In the above example our tuple name was ‘Animal’ and the tuple
field_names were ‘name’, ‘age’ and ‘type’. Namedtuple makes your tuples
self-document. You can easily understand what is going on by having
a quick glance at your code. And as you are not bound to use integer
indexes to access members of a tuple, it makes it more easy to maintain
your code. Moreover, as `namedtuple` instances do not have
per-instance dictionaries, they are lightweight and require no more
memory than regular tuples. This makes them faster than dictionaries.
However, do remember that as with tuples, attributes in namedtuples
are immutable. It means that this would not work:
from collections import namedtuple
Animal = namedtuple('Animal', 'name age type')
perry = Animal(name="perry", age=31, type="cat")
perry.age = 42
# Output: Traceback (most recent call last):
# File "", line 1, in
# AttributeError: can't set attribute
You should use named tuples to make your code self-documenting. They are backwards compatible with normal tuples. It means that you can use integer indexes with namedtuples as well:
from collections import namedtuple
Animal = namedtuple('Animal', 'name age type')

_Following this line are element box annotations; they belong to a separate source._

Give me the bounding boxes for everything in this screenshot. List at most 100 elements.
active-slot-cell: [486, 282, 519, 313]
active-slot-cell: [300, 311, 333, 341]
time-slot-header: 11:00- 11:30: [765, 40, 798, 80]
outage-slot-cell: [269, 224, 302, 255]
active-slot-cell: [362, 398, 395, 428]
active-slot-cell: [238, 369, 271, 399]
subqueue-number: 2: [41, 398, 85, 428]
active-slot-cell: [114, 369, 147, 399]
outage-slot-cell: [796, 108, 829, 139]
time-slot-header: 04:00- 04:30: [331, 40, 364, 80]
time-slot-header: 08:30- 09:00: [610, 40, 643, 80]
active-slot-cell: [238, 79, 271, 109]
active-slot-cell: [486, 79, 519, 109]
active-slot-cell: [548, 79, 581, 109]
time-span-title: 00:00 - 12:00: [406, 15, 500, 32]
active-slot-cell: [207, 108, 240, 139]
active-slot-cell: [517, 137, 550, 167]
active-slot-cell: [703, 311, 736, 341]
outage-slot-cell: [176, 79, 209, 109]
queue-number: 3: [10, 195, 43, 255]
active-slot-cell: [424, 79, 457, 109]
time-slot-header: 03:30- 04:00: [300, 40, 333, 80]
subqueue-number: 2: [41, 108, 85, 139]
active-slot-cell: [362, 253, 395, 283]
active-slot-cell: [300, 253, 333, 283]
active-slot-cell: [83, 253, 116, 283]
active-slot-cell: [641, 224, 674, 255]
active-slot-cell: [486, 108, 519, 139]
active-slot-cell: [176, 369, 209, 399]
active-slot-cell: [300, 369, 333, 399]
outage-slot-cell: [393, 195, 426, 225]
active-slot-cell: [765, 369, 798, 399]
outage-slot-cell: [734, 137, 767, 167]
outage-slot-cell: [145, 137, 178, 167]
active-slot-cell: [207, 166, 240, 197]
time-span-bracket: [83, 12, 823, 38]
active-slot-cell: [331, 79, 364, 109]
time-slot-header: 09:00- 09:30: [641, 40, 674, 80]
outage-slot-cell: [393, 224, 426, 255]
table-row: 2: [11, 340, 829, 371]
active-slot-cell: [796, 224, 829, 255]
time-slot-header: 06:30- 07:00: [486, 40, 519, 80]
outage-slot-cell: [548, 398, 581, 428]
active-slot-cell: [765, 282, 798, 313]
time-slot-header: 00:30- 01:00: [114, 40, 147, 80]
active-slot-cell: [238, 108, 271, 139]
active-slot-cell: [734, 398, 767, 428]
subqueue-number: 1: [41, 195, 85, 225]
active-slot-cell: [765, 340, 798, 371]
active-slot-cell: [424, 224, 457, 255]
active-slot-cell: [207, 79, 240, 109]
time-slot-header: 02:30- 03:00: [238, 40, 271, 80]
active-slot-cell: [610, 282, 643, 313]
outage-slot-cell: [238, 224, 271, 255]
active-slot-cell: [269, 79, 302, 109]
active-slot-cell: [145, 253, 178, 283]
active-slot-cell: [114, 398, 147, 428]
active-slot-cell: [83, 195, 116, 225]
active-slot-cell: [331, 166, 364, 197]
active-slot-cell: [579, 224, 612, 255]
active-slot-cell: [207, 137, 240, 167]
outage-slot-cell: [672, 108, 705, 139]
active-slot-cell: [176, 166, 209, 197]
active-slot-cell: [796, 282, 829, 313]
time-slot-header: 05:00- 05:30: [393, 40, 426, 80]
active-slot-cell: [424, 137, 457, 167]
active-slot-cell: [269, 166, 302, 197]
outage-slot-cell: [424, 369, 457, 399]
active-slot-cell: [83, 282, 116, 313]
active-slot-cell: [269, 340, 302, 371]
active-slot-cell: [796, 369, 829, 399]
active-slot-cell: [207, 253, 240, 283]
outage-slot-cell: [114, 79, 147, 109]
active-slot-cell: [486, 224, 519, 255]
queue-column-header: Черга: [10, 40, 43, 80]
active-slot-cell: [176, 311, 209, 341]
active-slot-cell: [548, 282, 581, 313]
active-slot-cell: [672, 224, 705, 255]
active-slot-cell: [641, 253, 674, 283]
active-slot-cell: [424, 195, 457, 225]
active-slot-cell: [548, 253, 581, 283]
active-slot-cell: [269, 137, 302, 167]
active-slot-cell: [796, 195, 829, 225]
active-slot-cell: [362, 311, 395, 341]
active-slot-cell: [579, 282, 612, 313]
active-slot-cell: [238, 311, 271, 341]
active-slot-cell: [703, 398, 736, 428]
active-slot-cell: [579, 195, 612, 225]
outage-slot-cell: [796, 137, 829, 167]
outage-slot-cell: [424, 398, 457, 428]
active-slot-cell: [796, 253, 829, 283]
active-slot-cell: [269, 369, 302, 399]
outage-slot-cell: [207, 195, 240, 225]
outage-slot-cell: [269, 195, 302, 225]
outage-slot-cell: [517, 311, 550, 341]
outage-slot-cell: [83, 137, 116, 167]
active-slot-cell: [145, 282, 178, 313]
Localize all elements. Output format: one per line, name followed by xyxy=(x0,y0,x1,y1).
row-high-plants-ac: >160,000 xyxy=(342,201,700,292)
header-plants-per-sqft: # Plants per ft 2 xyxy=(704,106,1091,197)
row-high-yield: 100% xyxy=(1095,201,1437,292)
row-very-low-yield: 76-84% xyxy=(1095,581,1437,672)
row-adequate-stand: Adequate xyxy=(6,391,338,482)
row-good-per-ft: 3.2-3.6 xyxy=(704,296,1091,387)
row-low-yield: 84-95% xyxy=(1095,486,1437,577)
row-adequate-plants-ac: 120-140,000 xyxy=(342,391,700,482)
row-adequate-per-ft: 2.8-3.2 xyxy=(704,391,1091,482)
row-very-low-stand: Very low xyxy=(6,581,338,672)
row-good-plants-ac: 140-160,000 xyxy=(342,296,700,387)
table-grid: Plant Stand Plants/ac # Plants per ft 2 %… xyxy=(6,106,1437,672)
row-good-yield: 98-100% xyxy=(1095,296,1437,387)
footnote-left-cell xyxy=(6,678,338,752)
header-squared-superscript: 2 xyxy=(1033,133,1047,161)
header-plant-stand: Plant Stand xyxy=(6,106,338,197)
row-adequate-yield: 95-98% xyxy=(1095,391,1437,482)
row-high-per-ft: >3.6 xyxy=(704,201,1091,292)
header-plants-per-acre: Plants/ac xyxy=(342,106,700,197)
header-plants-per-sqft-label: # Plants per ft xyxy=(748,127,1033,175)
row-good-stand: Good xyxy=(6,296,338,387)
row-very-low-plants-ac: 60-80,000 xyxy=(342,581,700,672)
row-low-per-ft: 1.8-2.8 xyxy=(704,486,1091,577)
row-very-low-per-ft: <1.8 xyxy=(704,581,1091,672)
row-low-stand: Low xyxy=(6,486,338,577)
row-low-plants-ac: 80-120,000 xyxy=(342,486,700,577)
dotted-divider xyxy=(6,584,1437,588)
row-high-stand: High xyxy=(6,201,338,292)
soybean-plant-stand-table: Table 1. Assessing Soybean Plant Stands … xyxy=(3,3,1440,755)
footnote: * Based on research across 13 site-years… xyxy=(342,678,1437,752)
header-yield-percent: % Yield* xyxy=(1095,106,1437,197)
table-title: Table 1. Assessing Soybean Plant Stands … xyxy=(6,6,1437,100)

perry = Animal(name="perry", age=31, type="cat")
print(perry[0])
# Output: perry
Last but not the least, you can convert a namedtuple to a dictionary. Like this:
from collections import namedtuple
Animal = namedtuple('Animal', 'name age type')
perry = Animal(name="Perry", age=31, type="cat")
print(perry._asdict())
# Output: OrderedDict([('name', 'Perry'), ('age', 31), ...
12.6. enum.Enum
(Python 3.4+)¶
Another useful collection is the enum object. It is available in the enum
module, in Python 3.4 and up (also available as a backport in PyPI named enum34
.)
Enums (enumerated type) are
basically a way to organize various things.
Let’s consider the Animal namedtuple from the last example. It had a type
field. The problem is, the type was a string. This poses some problems for
us. What if the user types in Cat
because they held the Shift key? Or
CAT
? Or kitten
?
Enumerations can help us avoid this problem, by not using strings. Consider this example:
from collections import namedtuple
from enum import Enum
class Species(Enum):
cat = 1
dog = 2
horse = 3
aardvark = 4
butterfly = 5
owl = 6
platypus = 7
dragon = 8
unicorn = 9
# The list goes on and on...
# But we don't really care about age, so we can use an alias.
kitten = 1
puppy = 2
Animal = namedtuple('Animal', 'name age type')
perry = Animal(name="Perry", age=31, type=Species.cat)
drogon = Animal(name="Drogon", age=4, type=Species.dragon)
tom = Animal(name="Tom", age=75, type=Species.cat)
charlie = Animal(name="Charlie", age=2, type=Species.kitten)
# And now, some tests.
>>> charlie.type == tom.type
True
>>> charlie.type
<Species.cat: 1>
This is much less error-prone. We have to be specific, and we should use only the enumeration to name types.
There are three ways to access enumeration members. For example, all three
methods will get you the value for cat
:
Species(1)
Species['cat']
Species.cat
This was just a quick drive through the collections
module. Make
sure you read the official documentation after reading this.